Старый Хуа, не откликаясь, торопливо вышел заварить для него чай.
— Пойди сюда, сынок! — крикнула старуха из маленькой комнаты. Она поставила скамейку, усадила сына и подала ему на блюдце что-то круглое и черное.
— Съешь, и вся хворь пройдет, — прошептала она.
Молодой Хуа взял почерневшую пампушку, оглядел ее со всех сторон с таким удивлением, будто держал в руке собственную жизнь, а потом осторожно разломил. За струей пара, обдавшей лицо, показались половинки круглой пампушки, испеченной из белой муки. Вскоре на блюдце не осталось ни крошки, снадобье оказалось у больного в желудке, и он даже забыл, каково оно на вкус.
Стоя подле сына, отец с одной стороны, мать — с другой, следили за ним, будто надеялись, что вот сейчас, у них на глазах, из его тела выйдет что-то страшное, и он сразу переменится. От волнения сердце у них громко стучало, они ласково гладили сына по груди, но тут его снова потряс приступ кашля.
— Поспи, и вся хворь пройдет.
Сын послушно лег, но еще долго кашлял, пока наконец не уснул.
Дождавшись, когда дыхание у него стало ровнее, мать осторожно накрыла его ветхим, сплошь заплатанным одеялом.
В чайную теперь набилось много посетителей. Старый Хуа суетился, обходя гостей с большим медным чайником и разливая чай. Под глазами у него легли черные круги.
— Захворал, неможется тебе? — спросил его посетитель с седой бородой.
— Да нет, ничего.
— Ничего? А ты и вправду не похож на больного, улыбаешься… — постарался замять неловкость посетитель.
— Дел у него невпроворот. Вот если бы его сын…
Не успел Горбун договорить, как в чайную влетел человек с грубым, мясистым лицом. Черная холщовая рубаха на нем была расстегнута, а концы небрежно повязанного широкого черного пояса свободно болтались. Едва переступив порог, он закричал:
— Ну, как? Принял снадобье? Выздоровел? Счастливая у тебя судьба, старый Хуа! Удача тебе привалила! Но если бы не я первый узнавал новости…
Старый Хуа слушал с довольной улыбкой, почтительно вытянув руки. С таким же почтением прислушивались к разговору и посетители.
Старуха Хуа тоже с синевой под глазами, улыбаясь, подала человеку в черном чашку с сухим чаем и положила в нее маслину, а старый Хуа налил ему кипятку.
— Ручаюсь, что выздоровеет. Снадобье на этот раз особой силы. Подумай только, кровь я взял еще тепленькую, да и принял он ее еще теплой, — продолжал кричать посетитель в черном.
— Верно, верно! Спасибо дядюшке Кану за заботу. Что бы мы без него делали… — растроганно приговаривала старуха.

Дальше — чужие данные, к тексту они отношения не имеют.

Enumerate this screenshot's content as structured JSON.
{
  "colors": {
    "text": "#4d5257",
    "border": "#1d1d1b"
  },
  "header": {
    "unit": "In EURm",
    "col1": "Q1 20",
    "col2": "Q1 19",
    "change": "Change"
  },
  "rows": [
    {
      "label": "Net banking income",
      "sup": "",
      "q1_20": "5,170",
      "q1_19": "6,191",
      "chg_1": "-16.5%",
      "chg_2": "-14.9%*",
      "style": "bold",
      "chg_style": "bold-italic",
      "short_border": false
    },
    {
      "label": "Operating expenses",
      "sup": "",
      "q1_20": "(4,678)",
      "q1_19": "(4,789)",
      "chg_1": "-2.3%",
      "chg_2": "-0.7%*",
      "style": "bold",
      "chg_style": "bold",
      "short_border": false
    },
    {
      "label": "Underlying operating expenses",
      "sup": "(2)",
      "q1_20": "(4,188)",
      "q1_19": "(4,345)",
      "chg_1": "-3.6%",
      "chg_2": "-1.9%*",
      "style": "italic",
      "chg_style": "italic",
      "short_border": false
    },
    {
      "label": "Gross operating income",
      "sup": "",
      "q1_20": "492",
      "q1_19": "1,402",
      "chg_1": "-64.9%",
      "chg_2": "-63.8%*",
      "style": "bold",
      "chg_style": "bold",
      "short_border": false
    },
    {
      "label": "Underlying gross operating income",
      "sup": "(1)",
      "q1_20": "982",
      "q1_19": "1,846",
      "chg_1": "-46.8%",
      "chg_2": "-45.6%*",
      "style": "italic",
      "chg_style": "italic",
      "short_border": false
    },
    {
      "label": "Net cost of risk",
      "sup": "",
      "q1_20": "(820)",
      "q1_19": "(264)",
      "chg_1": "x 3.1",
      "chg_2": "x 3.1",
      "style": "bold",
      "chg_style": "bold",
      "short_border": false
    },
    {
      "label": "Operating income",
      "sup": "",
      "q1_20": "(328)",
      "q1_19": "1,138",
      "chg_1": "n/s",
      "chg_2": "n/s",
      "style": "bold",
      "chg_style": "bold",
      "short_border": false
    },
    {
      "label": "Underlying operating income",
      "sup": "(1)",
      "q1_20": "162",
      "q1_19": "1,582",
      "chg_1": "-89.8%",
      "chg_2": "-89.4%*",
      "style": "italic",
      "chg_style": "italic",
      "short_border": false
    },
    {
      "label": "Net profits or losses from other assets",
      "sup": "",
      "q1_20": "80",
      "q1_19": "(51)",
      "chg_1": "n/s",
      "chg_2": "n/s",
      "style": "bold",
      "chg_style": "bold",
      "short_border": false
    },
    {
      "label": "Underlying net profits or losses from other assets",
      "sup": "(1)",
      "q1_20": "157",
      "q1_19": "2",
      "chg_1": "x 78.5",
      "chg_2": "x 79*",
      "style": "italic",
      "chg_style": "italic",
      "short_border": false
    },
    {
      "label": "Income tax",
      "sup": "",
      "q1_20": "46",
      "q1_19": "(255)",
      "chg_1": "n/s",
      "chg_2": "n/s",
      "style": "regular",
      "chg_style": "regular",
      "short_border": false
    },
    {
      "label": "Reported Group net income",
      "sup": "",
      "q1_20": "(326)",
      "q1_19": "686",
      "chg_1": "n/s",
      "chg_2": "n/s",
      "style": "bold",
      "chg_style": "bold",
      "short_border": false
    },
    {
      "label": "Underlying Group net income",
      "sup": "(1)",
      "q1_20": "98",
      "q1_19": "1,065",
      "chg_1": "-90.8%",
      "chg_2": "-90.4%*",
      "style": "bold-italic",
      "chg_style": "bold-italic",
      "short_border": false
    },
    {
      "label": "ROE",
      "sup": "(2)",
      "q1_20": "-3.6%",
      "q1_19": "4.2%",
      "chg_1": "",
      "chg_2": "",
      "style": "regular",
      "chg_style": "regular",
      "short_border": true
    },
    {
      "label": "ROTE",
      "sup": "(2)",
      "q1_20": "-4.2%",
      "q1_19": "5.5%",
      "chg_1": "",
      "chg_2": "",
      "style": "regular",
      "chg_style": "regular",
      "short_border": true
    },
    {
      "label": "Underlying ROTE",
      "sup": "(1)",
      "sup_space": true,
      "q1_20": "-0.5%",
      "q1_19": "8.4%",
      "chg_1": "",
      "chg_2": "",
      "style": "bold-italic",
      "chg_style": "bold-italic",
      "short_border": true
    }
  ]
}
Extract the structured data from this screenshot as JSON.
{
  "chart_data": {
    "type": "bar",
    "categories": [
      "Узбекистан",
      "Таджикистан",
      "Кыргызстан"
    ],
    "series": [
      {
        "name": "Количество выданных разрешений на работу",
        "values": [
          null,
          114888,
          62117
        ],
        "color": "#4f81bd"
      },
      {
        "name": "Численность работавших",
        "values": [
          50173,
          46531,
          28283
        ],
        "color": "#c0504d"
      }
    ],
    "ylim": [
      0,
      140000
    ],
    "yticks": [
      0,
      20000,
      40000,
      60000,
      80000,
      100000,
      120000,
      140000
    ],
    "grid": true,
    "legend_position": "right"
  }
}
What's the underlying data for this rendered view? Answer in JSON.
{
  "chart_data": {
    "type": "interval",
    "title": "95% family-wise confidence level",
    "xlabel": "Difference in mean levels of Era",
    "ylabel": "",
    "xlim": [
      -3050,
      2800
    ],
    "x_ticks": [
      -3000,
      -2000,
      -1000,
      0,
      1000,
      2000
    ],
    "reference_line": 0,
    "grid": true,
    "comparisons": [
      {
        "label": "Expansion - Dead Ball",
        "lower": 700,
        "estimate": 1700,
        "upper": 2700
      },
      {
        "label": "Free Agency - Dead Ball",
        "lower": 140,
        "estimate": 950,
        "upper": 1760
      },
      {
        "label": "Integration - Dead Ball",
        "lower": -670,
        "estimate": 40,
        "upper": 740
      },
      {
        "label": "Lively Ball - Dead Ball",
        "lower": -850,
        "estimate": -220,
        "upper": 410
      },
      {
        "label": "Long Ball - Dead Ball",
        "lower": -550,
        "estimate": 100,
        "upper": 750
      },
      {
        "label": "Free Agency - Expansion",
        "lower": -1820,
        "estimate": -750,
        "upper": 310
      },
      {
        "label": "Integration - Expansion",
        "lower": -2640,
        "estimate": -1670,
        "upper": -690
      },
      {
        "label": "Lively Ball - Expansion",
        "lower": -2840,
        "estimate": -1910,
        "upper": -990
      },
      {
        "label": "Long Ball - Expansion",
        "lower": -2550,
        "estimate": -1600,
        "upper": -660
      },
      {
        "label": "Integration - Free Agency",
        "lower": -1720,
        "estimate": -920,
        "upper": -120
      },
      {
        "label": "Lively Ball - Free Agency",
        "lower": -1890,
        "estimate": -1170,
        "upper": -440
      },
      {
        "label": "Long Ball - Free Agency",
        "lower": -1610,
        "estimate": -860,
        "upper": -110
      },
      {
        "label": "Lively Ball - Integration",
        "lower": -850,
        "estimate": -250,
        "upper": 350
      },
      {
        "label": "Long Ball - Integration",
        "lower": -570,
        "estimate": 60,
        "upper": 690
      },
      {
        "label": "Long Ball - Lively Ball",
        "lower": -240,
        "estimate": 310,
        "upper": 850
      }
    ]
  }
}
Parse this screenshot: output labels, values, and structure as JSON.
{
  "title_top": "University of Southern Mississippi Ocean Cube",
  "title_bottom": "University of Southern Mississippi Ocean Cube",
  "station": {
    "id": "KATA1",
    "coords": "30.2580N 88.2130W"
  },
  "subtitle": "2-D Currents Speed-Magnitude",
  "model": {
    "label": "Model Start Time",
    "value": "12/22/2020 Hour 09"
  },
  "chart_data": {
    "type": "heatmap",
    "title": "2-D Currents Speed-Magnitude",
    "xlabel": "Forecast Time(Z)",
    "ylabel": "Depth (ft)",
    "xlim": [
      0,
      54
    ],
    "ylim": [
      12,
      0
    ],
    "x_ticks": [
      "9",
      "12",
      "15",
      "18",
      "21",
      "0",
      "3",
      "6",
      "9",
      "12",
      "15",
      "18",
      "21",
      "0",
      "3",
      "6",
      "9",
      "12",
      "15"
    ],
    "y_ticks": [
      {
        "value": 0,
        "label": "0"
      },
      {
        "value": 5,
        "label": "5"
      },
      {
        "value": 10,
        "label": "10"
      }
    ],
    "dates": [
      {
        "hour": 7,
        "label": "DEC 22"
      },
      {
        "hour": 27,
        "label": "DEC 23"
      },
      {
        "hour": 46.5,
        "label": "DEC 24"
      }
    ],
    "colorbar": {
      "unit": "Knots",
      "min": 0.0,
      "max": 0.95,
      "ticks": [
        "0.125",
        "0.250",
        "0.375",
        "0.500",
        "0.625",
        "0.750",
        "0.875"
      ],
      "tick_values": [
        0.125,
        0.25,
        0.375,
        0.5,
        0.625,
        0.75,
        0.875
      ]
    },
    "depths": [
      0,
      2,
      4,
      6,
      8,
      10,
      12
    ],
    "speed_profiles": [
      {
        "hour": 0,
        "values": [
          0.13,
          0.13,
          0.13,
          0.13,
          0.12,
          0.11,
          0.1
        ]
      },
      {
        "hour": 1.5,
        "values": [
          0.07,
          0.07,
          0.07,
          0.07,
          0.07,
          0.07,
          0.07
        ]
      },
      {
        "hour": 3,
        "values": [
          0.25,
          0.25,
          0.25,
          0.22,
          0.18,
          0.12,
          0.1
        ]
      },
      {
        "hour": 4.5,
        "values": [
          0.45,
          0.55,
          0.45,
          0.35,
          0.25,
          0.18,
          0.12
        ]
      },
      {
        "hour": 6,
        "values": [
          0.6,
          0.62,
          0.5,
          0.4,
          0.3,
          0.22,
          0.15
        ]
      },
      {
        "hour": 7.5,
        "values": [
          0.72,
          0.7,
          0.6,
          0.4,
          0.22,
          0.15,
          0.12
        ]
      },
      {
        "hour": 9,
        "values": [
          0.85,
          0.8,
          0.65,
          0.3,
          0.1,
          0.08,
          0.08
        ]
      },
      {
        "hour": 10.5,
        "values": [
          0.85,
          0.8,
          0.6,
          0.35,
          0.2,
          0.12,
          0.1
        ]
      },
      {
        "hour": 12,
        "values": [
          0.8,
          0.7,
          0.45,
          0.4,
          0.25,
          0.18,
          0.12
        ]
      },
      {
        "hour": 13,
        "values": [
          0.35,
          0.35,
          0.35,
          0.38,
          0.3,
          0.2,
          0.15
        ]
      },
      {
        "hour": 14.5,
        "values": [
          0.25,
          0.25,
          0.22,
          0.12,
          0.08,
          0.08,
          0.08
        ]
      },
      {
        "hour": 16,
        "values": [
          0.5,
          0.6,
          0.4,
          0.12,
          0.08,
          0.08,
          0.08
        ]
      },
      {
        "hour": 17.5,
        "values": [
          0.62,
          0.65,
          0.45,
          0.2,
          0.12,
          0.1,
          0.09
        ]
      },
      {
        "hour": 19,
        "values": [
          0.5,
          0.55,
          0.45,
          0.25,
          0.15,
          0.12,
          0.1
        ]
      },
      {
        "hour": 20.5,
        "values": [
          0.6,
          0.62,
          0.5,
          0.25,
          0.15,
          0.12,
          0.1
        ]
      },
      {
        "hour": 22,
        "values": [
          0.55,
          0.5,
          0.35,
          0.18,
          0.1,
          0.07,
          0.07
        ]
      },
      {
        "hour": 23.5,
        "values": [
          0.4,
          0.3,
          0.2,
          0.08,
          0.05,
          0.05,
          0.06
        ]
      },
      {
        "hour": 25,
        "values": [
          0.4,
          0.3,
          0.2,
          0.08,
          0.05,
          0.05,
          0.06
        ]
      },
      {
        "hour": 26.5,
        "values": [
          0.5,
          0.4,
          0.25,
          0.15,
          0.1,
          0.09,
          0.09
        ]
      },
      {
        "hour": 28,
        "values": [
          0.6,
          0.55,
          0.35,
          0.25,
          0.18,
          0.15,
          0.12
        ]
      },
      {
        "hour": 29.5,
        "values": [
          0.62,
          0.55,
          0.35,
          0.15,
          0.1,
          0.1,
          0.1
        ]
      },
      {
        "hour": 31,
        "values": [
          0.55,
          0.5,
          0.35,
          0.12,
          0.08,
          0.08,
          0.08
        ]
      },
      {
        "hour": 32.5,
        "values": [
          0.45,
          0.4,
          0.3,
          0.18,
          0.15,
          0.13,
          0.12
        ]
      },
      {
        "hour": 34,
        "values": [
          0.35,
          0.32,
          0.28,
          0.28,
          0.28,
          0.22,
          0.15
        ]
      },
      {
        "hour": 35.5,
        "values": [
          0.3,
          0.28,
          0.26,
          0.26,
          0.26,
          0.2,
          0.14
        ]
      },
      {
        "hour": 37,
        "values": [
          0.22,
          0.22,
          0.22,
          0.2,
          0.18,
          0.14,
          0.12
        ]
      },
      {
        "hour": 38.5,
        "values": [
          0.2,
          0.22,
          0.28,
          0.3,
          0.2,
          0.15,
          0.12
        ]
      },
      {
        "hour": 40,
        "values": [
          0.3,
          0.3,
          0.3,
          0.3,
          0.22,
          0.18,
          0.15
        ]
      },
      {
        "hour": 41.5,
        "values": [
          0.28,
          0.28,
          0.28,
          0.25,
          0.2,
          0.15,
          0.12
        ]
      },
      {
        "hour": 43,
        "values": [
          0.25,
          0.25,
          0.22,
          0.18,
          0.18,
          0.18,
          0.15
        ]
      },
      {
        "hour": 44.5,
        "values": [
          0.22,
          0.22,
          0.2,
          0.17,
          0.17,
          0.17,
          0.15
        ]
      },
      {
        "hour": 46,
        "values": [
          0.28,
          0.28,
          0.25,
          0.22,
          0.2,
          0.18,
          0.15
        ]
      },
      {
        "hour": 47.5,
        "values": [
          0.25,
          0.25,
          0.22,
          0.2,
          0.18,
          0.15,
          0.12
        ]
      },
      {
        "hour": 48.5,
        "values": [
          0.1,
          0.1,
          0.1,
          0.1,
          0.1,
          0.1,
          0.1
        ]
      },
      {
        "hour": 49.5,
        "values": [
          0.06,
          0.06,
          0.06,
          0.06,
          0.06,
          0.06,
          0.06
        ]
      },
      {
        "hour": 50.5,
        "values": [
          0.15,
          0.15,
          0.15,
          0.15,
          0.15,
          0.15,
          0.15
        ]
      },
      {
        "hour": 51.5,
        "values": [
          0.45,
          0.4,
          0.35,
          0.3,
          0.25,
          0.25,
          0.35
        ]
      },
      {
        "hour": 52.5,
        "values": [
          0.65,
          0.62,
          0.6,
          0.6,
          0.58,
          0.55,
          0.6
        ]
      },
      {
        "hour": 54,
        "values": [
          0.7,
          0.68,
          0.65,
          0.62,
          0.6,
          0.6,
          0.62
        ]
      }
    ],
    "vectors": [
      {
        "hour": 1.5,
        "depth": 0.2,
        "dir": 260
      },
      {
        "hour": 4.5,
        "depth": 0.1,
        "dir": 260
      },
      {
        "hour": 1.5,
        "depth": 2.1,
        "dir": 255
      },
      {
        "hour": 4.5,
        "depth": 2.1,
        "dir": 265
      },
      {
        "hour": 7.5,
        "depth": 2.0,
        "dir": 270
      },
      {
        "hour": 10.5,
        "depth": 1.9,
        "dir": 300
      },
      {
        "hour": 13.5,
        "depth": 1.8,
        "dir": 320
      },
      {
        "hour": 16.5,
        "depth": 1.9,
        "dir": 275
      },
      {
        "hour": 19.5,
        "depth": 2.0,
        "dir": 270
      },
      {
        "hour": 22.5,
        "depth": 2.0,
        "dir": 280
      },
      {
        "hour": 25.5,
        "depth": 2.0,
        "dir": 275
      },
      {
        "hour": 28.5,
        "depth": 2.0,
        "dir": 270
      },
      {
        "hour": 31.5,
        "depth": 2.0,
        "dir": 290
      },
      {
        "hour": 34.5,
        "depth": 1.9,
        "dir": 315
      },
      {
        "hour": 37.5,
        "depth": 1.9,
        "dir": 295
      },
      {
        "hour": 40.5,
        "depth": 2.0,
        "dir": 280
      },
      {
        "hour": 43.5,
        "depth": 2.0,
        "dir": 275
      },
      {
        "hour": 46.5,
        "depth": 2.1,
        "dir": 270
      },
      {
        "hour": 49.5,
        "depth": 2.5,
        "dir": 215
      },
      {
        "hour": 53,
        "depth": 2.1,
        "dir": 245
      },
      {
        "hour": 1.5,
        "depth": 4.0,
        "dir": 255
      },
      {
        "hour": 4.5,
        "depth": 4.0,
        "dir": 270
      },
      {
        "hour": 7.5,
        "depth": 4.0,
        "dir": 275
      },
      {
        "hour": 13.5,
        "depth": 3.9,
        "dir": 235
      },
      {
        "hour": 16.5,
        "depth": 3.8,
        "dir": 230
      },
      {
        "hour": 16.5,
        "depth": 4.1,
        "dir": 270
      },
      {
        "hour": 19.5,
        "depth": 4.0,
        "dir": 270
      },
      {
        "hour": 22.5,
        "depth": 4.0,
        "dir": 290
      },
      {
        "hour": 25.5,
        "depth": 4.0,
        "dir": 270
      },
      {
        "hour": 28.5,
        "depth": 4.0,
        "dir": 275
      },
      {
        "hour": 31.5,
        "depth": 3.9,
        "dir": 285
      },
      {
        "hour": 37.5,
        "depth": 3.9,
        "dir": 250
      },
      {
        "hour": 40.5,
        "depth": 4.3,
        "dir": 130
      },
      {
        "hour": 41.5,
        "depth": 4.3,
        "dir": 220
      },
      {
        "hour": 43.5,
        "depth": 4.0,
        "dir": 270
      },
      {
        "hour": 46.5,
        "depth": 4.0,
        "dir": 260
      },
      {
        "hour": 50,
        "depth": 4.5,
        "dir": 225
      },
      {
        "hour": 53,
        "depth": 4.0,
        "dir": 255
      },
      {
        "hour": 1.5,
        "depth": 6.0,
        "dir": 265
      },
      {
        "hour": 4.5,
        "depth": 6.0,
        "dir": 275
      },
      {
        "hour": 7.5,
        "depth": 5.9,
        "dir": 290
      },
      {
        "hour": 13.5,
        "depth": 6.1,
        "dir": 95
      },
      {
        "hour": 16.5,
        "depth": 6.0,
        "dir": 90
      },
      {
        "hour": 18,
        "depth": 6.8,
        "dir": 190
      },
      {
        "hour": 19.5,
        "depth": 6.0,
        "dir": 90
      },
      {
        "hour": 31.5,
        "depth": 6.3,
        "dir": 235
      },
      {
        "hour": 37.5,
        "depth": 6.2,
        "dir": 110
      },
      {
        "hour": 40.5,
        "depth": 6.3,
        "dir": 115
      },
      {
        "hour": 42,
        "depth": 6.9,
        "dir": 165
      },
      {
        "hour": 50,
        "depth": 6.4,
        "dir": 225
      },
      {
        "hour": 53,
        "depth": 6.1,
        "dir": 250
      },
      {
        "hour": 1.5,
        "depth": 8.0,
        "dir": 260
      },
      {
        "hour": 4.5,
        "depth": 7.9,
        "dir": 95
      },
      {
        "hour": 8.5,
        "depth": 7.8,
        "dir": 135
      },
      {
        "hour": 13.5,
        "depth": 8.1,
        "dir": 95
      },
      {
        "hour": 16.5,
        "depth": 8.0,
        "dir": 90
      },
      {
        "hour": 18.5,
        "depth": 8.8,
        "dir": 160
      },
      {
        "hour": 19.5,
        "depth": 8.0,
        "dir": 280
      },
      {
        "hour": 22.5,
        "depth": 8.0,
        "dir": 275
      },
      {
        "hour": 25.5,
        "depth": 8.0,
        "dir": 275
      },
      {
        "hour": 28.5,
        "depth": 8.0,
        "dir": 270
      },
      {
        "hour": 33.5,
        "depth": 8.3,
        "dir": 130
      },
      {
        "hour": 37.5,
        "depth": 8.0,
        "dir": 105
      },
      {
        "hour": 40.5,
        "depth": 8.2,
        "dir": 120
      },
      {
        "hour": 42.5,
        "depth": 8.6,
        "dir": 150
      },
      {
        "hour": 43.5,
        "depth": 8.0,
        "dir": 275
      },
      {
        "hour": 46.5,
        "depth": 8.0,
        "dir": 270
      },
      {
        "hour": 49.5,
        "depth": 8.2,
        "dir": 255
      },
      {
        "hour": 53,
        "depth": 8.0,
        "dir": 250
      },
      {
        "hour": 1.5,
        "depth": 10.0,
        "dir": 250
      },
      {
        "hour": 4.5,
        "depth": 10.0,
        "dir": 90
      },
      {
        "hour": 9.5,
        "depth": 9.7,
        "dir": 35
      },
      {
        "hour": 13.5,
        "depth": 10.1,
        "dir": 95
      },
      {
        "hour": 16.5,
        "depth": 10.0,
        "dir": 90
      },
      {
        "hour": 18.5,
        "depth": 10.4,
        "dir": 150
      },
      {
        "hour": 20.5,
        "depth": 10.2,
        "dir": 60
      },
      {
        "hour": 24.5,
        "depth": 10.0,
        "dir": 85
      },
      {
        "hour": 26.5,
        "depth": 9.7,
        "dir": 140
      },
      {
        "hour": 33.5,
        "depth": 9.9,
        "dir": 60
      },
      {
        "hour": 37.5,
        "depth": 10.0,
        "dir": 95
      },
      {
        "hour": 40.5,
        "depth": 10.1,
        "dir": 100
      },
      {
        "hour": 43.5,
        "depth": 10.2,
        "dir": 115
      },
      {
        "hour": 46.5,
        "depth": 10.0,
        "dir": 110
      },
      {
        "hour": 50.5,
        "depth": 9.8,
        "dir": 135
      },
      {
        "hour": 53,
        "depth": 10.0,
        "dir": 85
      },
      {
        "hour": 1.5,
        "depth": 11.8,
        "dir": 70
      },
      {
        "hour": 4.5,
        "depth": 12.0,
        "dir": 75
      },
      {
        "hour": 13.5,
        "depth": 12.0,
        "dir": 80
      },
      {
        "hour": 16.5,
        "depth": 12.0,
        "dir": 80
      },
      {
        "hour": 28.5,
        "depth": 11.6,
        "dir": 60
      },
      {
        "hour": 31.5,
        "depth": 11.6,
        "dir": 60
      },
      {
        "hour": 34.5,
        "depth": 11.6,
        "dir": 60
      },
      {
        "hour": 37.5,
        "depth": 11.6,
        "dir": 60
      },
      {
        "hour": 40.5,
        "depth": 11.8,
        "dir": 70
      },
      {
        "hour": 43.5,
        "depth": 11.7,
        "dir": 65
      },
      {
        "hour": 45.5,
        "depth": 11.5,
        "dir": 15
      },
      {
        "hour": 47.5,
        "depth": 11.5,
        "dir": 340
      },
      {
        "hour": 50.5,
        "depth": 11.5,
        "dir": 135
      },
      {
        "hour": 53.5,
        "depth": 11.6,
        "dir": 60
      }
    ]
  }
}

— Ручаюсь, ручаюсь! Съесть еще тепленькой… Да от такой пампушки с человеческой кровью любая чахотка пройдет!
При слове «чахотка» старуха сразу изменилась в лице. Она натянуто улыбнулась и, расстроенная, поспешно ушла. Но дядя Кан ничего не заметил и продолжал орать во все горло. От его крика проснулся спавший в другой комнате молодой Хуа, и у него снова начался приступ кашля.
— Счастливая у твоего сына судьба. Уж теперь наверняка выздоровеет. Не удивительно, что старый Хуа целый день так и сияет улыбкой, — сказал седобородый, а сам подошел к дяде Кану и тихо спросил: — Говорят, что преступник, казненный сегодня, из рода Ся. Чей же он сын, дядя Кан? В чем там дело?
42
По этой надписи на перекрестке можно догадаться, что речь идет о главной улице города Шаосин, на которой в июле 1907 г. маньчжурскими властями была казнена революционерка и поэтесса Цю Цзинь (1875–1907); Цю Цзинь, по единодушному признанию китайской критики, послужила прототипом образа Ся Юя.